Example: A young woman suffering from depression is convinced that her friends do not like her anymore. When she is with them, she only focuses on signs that they are tired of her. This focus means that she does not see her friends’ support and care for her at all. She becomes even sadder and begins to isolate herself. By restructuring her thoughts and by focusing on the fact that her friends want to help her, the woman can better see the signs of this. She can better accept help from her friends and avoid isolating herself. By changing her thought pattern in this way, the woman becomes less sad.
Homework
When you attend cognitive behavioural therapy, you will be given homework between the therapy sessions. The homework is usually related to the things you have worked with in your therapy. The homework gives you new knowledge that you can use in your next therapy session.
Example: A man suffering from social phobia may be given as a homework assignment to make a brief classroom presentation in his study programme between two therapy sessions.
Exposure and response prevention
Exposure and response prevention is a method that is especially used in connection with anxiety disorders and OCD. When you expose yourself to the harmless situations that trigger your anxiety, your body automatically responds so that the anxiety subsides if you remain in the situation. It also disproves your thoughts that this is a dangerous situation.
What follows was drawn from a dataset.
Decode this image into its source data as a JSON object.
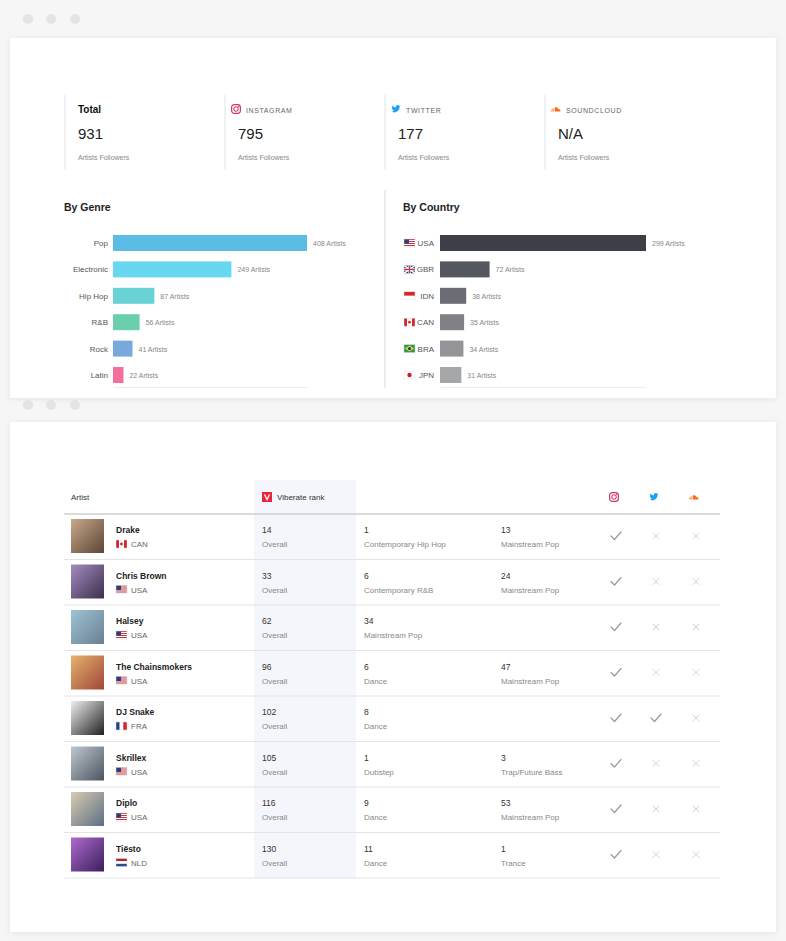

Example: A woman suffering from OCD is afraid of being infected with bacteria. When she has been out, she changes all her clothes and takes a long bath as soon as she gets home. Her homework assignment is that she must leave her home at least once every day (exposure). When she gets home, she must gradually learn not to change her clothes or take a bath (response prevention). This can be done in stages, so that she gradually shortens her bath and refrains from changing her clothes. She will gradually experience that her anxiety and discomfort of skipping her bath become less and less pronounced. It will also mean that she will be able to move about more freely outside her home.
Trauma-focused therapy
This type of therapy is used in connection with PTSD. PTSD is a disorder that occurs as a delayed response to a traumatic event. In trauma-focused exposure therapy, the PTSD sufferer learns to confront his or her traumatic memories under controlled conditions. By repeatedly confronting the feared situation, whether imagined or in reality, the anxiety is reduced, and the PTSD sufferer gradually regains a sense of control.
Further course
On conclusion of your therapy, you and your therapist work to prevent a recurrence of symptoms. You make a summary of what you have worked on and the changes and goals you have achieved.
On this basis, you can prepare a plan for what you need to continue to work with on your own and what you can do to avoid a recurrence of symptoms.